There are not many “sure things” in the transition away from fossil fuels, but here’s one: the fastest payback will come from saving energy, not from new ways to produce it.
Another perspective: If renewable energy is more expensive than fossil fueled energy during the transition, technologies that reduce energy consumption will keep overall costs level.
Here are four examples of private-stage companies whose founders -- and their venture capital supporters -- get it. These companies have products that save energy (energy = money) for companies or individuals that use PCs, drive vehicles with internal combustion engines, and work or live in buildings that use electric lighting and have windows. I’d say that includes pretty much everyone.
Verdiem Corporation, based in Seattle, has software that reduces power consumption of PCs. The company has more than 400 companies as customers for its network product, named Surveyor, including the California government which this month deployed Surveyor on 70,000 state PCs with the goal of reducing PC power consumption by up to 60 percent. Verdiem also has a version for individuals, named Edison and downloadable at no charge.

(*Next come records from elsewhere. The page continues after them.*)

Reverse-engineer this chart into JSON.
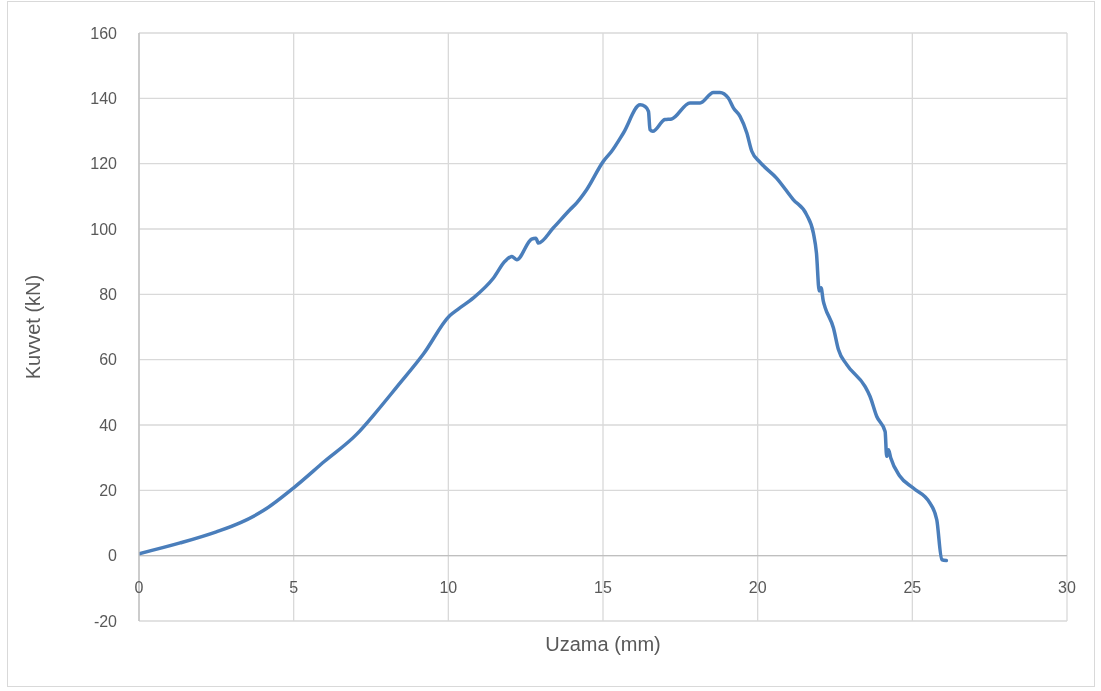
{
  "chart_data": {
    "type": "line",
    "xlabel": "Uzama (mm)",
    "ylabel": "Kuvvet (kN)",
    "x": [
      0,
      1.33,
      2.5,
      3.3,
      4.02,
      4.99,
      6.0,
      7.04,
      7.6,
      8.33,
      9.2,
      10.05,
      10.32,
      10.81,
      11.46,
      11.83,
      12.05,
      12.21,
      12.69,
      12.83,
      12.91,
      13.39,
      13.93,
      14.15,
      14.47,
      15.01,
      15.28,
      15.66,
      16.2,
      16.36,
      16.47,
      16.52,
      16.61,
      17.0,
      17.22,
      17.81,
      18.14,
      18.57,
      18.78,
      19.05,
      19.22,
      19.43,
      19.65,
      19.81,
      20.08,
      20.61,
      21.15,
      21.58,
      21.8,
      21.9,
      21.99,
      22.05,
      22.12,
      22.18,
      22.45,
      22.61,
      22.88,
      23.47,
      23.63,
      23.85,
      24.12,
      24.17,
      24.23,
      24.3,
      24.6,
      25.03,
      25.57,
      25.79,
      25.95,
      26.1
    ],
    "series": [
      {
        "color": "#4a7ebb",
        "values": [
          0.6,
          3.9,
          7.3,
          10.2,
          13.8,
          20.7,
          28.9,
          37.2,
          43.2,
          51.6,
          61.8,
          73.5,
          75.5,
          78.9,
          85,
          90.1,
          91.6,
          90.6,
          96.9,
          97.2,
          95.7,
          100.3,
          105.9,
          108,
          112,
          120.7,
          123.8,
          129.4,
          138,
          137.5,
          136,
          130.4,
          129.9,
          133.5,
          133.7,
          138.6,
          138.6,
          141.8,
          141.8,
          140.1,
          137,
          134.5,
          129.4,
          123.8,
          120.4,
          115.6,
          109,
          104.4,
          98.8,
          92.7,
          81,
          82,
          78,
          76,
          69.7,
          63.1,
          58.5,
          51.8,
          48.8,
          42.6,
          38,
          30.4,
          32.4,
          30,
          24.3,
          20.7,
          16.1,
          11,
          -1.2,
          -1.5
        ]
      }
    ],
    "xlim": [
      0,
      30
    ],
    "xticks": [
      0,
      5,
      10,
      15,
      20,
      25,
      30
    ],
    "ylim": [
      -20,
      160
    ],
    "yticks": [
      -20,
      0,
      20,
      40,
      60,
      80,
      100,
      120,
      140,
      160
    ],
    "grid": true,
    "marker": "none",
    "line_style": "solid"
  }
}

(Venture Capital support: Kleiner, Perkins, Caufield & Byers.)
Transonic Combustion, Inc., headquartered in Camarillo, CA, is commercializing a fuel-injection technology that enables a lean combustion process. The result is reduced fuel consumption at a given power output.

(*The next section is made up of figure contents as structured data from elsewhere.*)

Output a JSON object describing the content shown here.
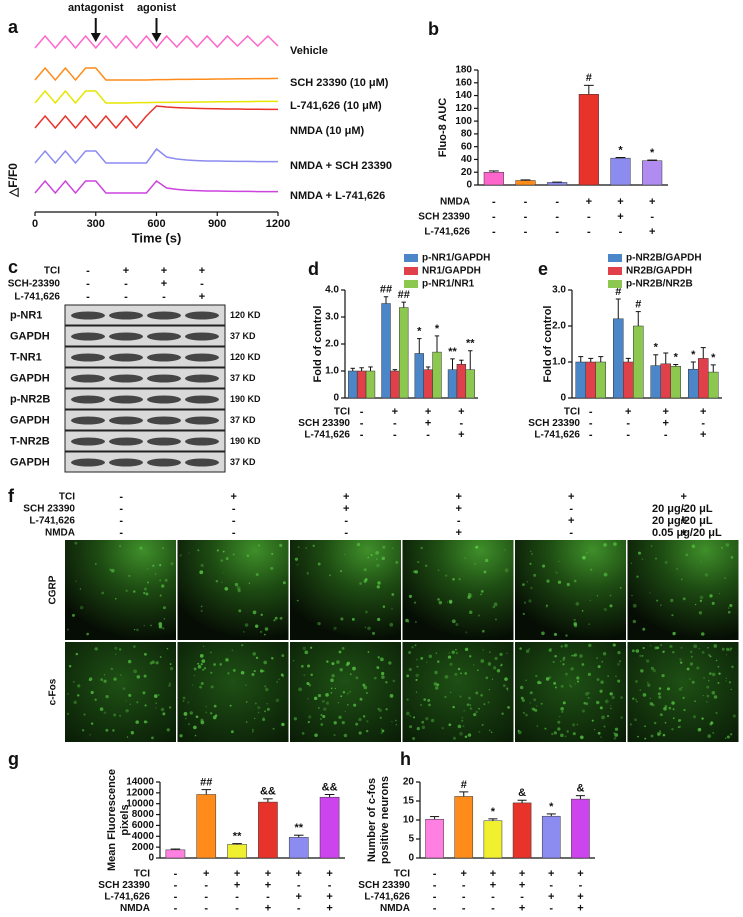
{
  "chart_data": [
    {
      "type": "line",
      "panel": "a",
      "x_label": "Time (s)",
      "y_label": "△F/F0",
      "xlim": [
        0,
        1200
      ],
      "xticks": [
        0,
        300,
        600,
        900,
        1200
      ],
      "arrows": [
        {
          "label": "antagonist",
          "x": 300
        },
        {
          "label": "agonist",
          "x": 600
        }
      ],
      "x": [
        0,
        50,
        100,
        150,
        200,
        250,
        300,
        350,
        400,
        450,
        500,
        550,
        600,
        650,
        700,
        750,
        800,
        850,
        900,
        950,
        1000,
        1050,
        1100,
        1150,
        1200
      ],
      "series": [
        {
          "name": "Vehicle",
          "color": "#ff66cc",
          "values": [
            0,
            0.6,
            0,
            0.6,
            0,
            0.6,
            0,
            0.6,
            0,
            0.6,
            0,
            0.6,
            0,
            0.6,
            0.05,
            0.6,
            0.05,
            0.6,
            0.05,
            0.6,
            0.1,
            0.6,
            0.1,
            0.6,
            0.1
          ]
        },
        {
          "name": "SCH 23390 (10 μM)",
          "color": "#ff8c1a",
          "values": [
            0,
            0.6,
            0,
            0.6,
            0,
            0.6,
            0.6,
            0,
            0,
            0,
            0,
            0,
            0.02,
            0.02,
            0.03,
            0.03,
            0.04,
            0.04,
            0.05,
            0.05,
            0.06,
            0.06,
            0.07,
            0.07,
            0.08
          ]
        },
        {
          "name": "L-741,626 (10 μM)",
          "color": "#e6e600",
          "values": [
            0,
            0.6,
            0,
            0.6,
            0,
            0.6,
            0.6,
            0,
            0,
            0,
            0.02,
            0.02,
            0.03,
            0.03,
            0.04,
            0.04,
            0.05,
            0.05,
            0.06,
            0.06,
            0.07,
            0.07,
            0.08,
            0.08,
            0.08
          ]
        },
        {
          "name": "NMDA (10 μM)",
          "color": "#e8332a",
          "values": [
            0,
            0.6,
            0,
            0.6,
            0,
            0.6,
            0,
            0.6,
            0,
            0.6,
            0,
            0.6,
            1.1,
            1.05,
            1.02,
            1.0,
            0.98,
            0.97,
            0.96,
            0.95,
            0.95,
            0.94,
            0.94,
            0.93,
            0.93
          ]
        },
        {
          "name": "NMDA + SCH 23390",
          "color": "#8c8cf0",
          "values": [
            0,
            0.6,
            0,
            0.6,
            0,
            0.6,
            0.6,
            0,
            0,
            0,
            0,
            0,
            0.7,
            0.3,
            0.2,
            0.15,
            0.12,
            0.1,
            0.1,
            0.09,
            0.08,
            0.08,
            0.07,
            0.07,
            0.07
          ]
        },
        {
          "name": "NMDA + L-741,626",
          "color": "#cc44dd",
          "values": [
            0,
            0.6,
            0,
            0.6,
            0,
            0.6,
            0.6,
            0,
            0,
            0,
            0,
            0,
            0.6,
            0.25,
            0.18,
            0.14,
            0.12,
            0.1,
            0.1,
            0.09,
            0.08,
            0.08,
            0.07,
            0.07,
            0.07
          ]
        }
      ]
    },
    {
      "type": "bar",
      "panel": "b",
      "y_label": "Fluo-8 AUC",
      "ylim": [
        0,
        180
      ],
      "yticks": [
        0,
        20,
        40,
        60,
        80,
        100,
        120,
        140,
        160,
        180
      ],
      "values": [
        20,
        7,
        4,
        142,
        42,
        38
      ],
      "errors": [
        2,
        1,
        0.5,
        14,
        1,
        1
      ],
      "annotations": [
        null,
        null,
        null,
        "#",
        "*",
        "*"
      ],
      "colors": [
        "#ff66cc",
        "#ff8c1a",
        "#8c8cf0",
        "#e8332a",
        "#8c8cf0",
        "#b08cf0"
      ],
      "conditions": [
        {
          "name": "NMDA",
          "values": [
            "-",
            "-",
            "-",
            "+",
            "+",
            "+"
          ]
        },
        {
          "name": "SCH 23390",
          "values": [
            "-",
            "-",
            "-",
            "-",
            "+",
            "-"
          ]
        },
        {
          "name": "L-741,626",
          "values": [
            "-",
            "-",
            "-",
            "-",
            "-",
            "+"
          ]
        }
      ]
    },
    {
      "type": "blot",
      "panel": "c",
      "conditions": [
        {
          "name": "TCI",
          "values": [
            "-",
            "+",
            "+",
            "+"
          ]
        },
        {
          "name": "SCH-23390",
          "values": [
            "-",
            "-",
            "+",
            "-"
          ]
        },
        {
          "name": "L-741,626",
          "values": [
            "-",
            "-",
            "-",
            "+"
          ]
        }
      ],
      "rows": [
        {
          "name": "p-NR1",
          "size": "120 KD"
        },
        {
          "name": "GAPDH",
          "size": "37 KD"
        },
        {
          "name": "T-NR1",
          "size": "120 KD"
        },
        {
          "name": "GAPDH",
          "size": "37 KD"
        },
        {
          "name": "p-NR2B",
          "size": "190 KD"
        },
        {
          "name": "GAPDH",
          "size": "37 KD"
        },
        {
          "name": "T-NR2B",
          "size": "190 KD"
        },
        {
          "name": "GAPDH",
          "size": "37 KD"
        }
      ]
    },
    {
      "type": "bar",
      "panel": "d",
      "y_label": "Fold of control",
      "ylim": [
        0,
        4
      ],
      "yticks": [
        0,
        {
          "value": 1,
          "label": "1.0"
        },
        {
          "value": 2,
          "label": "2.0"
        },
        {
          "value": 3,
          "label": "3.0"
        },
        {
          "value": 4,
          "label": "4.0"
        }
      ],
      "series": [
        {
          "name": "p-NR1/GAPDH",
          "color": "#4a86c8",
          "values": [
            1.0,
            3.5,
            1.65,
            1.05
          ],
          "errors": [
            0.1,
            0.25,
            0.55,
            0.4
          ],
          "annotations": [
            null,
            "##",
            "*",
            "**"
          ]
        },
        {
          "name": "NR1/GAPDH",
          "color": "#e0404a",
          "values": [
            1.0,
            1.0,
            1.05,
            1.25
          ],
          "errors": [
            0.12,
            0.05,
            0.1,
            0.15
          ],
          "annotations": [
            null,
            null,
            null,
            null
          ]
        },
        {
          "name": "p-NR1/NR1",
          "color": "#8cc850",
          "values": [
            1.0,
            3.35,
            1.7,
            1.05
          ],
          "errors": [
            0.15,
            0.2,
            0.6,
            0.7
          ],
          "annotations": [
            null,
            "##",
            "*",
            "**"
          ]
        }
      ],
      "conditions": [
        {
          "name": "TCI",
          "values": [
            "-",
            "+",
            "+",
            "+"
          ]
        },
        {
          "name": "SCH 23390",
          "values": [
            "-",
            "-",
            "+",
            "-"
          ]
        },
        {
          "name": "L-741,626",
          "values": [
            "-",
            "-",
            "-",
            "+"
          ]
        }
      ]
    },
    {
      "type": "bar",
      "panel": "e",
      "y_label": "Fold of control",
      "ylim": [
        0,
        3
      ],
      "yticks": [
        0,
        {
          "value": 1,
          "label": "1.0"
        },
        {
          "value": 2,
          "label": "2.0"
        },
        {
          "value": 3,
          "label": "3.0"
        }
      ],
      "series": [
        {
          "name": "p-NR2B/GAPDH",
          "color": "#4a86c8",
          "values": [
            1.0,
            2.2,
            0.9,
            0.8
          ],
          "errors": [
            0.15,
            0.55,
            0.3,
            0.2
          ],
          "annotations": [
            null,
            "#",
            "*",
            "*"
          ]
        },
        {
          "name": "NR2B/GAPDH",
          "color": "#e0404a",
          "values": [
            1.0,
            1.0,
            0.95,
            1.1
          ],
          "errors": [
            0.1,
            0.1,
            0.3,
            0.3
          ],
          "annotations": [
            null,
            null,
            null,
            null
          ]
        },
        {
          "name": "p-NR2B/NR2B",
          "color": "#8cc850",
          "values": [
            1.0,
            2.0,
            0.88,
            0.72
          ],
          "errors": [
            0.15,
            0.4,
            0.05,
            0.2
          ],
          "annotations": [
            null,
            "#",
            "*",
            "*"
          ]
        }
      ],
      "conditions": [
        {
          "name": "TCI",
          "values": [
            "-",
            "+",
            "+",
            "+"
          ]
        },
        {
          "name": "SCH 23390",
          "values": [
            "-",
            "-",
            "+",
            "-"
          ]
        },
        {
          "name": "L-741,626",
          "values": [
            "-",
            "-",
            "-",
            "+"
          ]
        }
      ]
    },
    {
      "type": "image",
      "panel": "f",
      "conditions": [
        {
          "name": "TCI",
          "values": [
            "-",
            "+",
            "+",
            "+",
            "+",
            "+"
          ]
        },
        {
          "name": "SCH 23390",
          "values": [
            "-",
            "-",
            "+",
            "+",
            "-",
            "-"
          ]
        },
        {
          "name": "L-741,626",
          "values": [
            "-",
            "-",
            "-",
            "-",
            "+",
            "+"
          ]
        },
        {
          "name": "NMDA",
          "values": [
            "-",
            "-",
            "-",
            "+",
            "-",
            "+"
          ]
        }
      ],
      "doses": [
        "20 μg/20 μL",
        "20 μg/20 μL",
        "0.05 μg/20 μL"
      ],
      "rows": [
        "CGRP",
        "c-Fos"
      ]
    },
    {
      "type": "bar",
      "panel": "g",
      "y_label": [
        "Mean Fluorescence",
        "pixels"
      ],
      "ylim": [
        0,
        14000
      ],
      "yticks": [
        0,
        2000,
        4000,
        6000,
        8000,
        10000,
        12000,
        14000
      ],
      "values": [
        1500,
        11700,
        2500,
        10300,
        3800,
        11200
      ],
      "errors": [
        150,
        900,
        150,
        600,
        400,
        500
      ],
      "annotations": [
        null,
        "##",
        "**",
        "&&",
        "**",
        "&&"
      ],
      "colors": [
        "#ff80e0",
        "#ff8c1a",
        "#f0f030",
        "#e8332a",
        "#8c8cf0",
        "#cc44ee"
      ],
      "conditions": [
        {
          "name": "TCI",
          "values": [
            "-",
            "+",
            "+",
            "+",
            "+",
            "+"
          ]
        },
        {
          "name": "SCH 23390",
          "values": [
            "-",
            "-",
            "+",
            "+",
            "-",
            "-"
          ]
        },
        {
          "name": "L-741,626",
          "values": [
            "-",
            "-",
            "-",
            "-",
            "+",
            "+"
          ]
        },
        {
          "name": "NMDA",
          "values": [
            "-",
            "-",
            "-",
            "+",
            "-",
            "+"
          ]
        }
      ]
    },
    {
      "type": "bar",
      "panel": "h",
      "y_label": [
        "Number of c-fos",
        "positive neurons"
      ],
      "ylim": [
        0,
        20
      ],
      "yticks": [
        0,
        5,
        10,
        15,
        20
      ],
      "values": [
        10.2,
        16.2,
        9.8,
        14.5,
        11,
        15.5
      ],
      "errors": [
        0.7,
        1.2,
        0.5,
        0.7,
        0.6,
        0.9
      ],
      "annotations": [
        null,
        "#",
        "*",
        "&",
        "*",
        "&"
      ],
      "colors": [
        "#ff80e0",
        "#ff8c1a",
        "#f0f030",
        "#e8332a",
        "#8c8cf0",
        "#cc44ee"
      ],
      "conditions": [
        {
          "name": "TCI",
          "values": [
            "-",
            "+",
            "+",
            "+",
            "+",
            "+"
          ]
        },
        {
          "name": "SCH 23390",
          "values": [
            "-",
            "-",
            "+",
            "+",
            "-",
            "-"
          ]
        },
        {
          "name": "L-741,626",
          "values": [
            "-",
            "-",
            "-",
            "-",
            "+",
            "+"
          ]
        },
        {
          "name": "NMDA",
          "values": [
            "-",
            "-",
            "-",
            "+",
            "-",
            "+"
          ]
        }
      ]
    }
  ]
}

A Transonic conventional test car the size and weight of a Toyota Prius achieved 64 miles per gallon at highway speeds, compared with the 48 mpg highway rating on the Prius. Transonic is working with three major automakers and expects the first equipped vehicles to hit the market in 2014.
Adura Technologies, Inc., based in San Francisco, develops wireless lighting control and energy management systems that make dumb lighting systems smarter.
The systems allow people to adjust commercial building lights to target just one desk or just one room instead of standard on-off functionality. The result is an improvement of 30 percent to 70 percent in electricity used for lighting. In doing so, Adura can save offices money and improve the environment for workers.
Sage Electrochromics, Inc., based in Faribault, MN, produces electronically tintable glass for building windows and skylights that can be switched from clear to darkly tinted (and from darkly tinted to clear) at the click of a button, or programmed to respond to changing sunlight and heat conditions.
Sage claims the potential to reduce building heating and air conditioning requirements by up to 25 percent, reduce cooling loads by up to 20 percent, lower peak power demand by as much as 26 percent, and reduce lighting costs by up to 60 percent.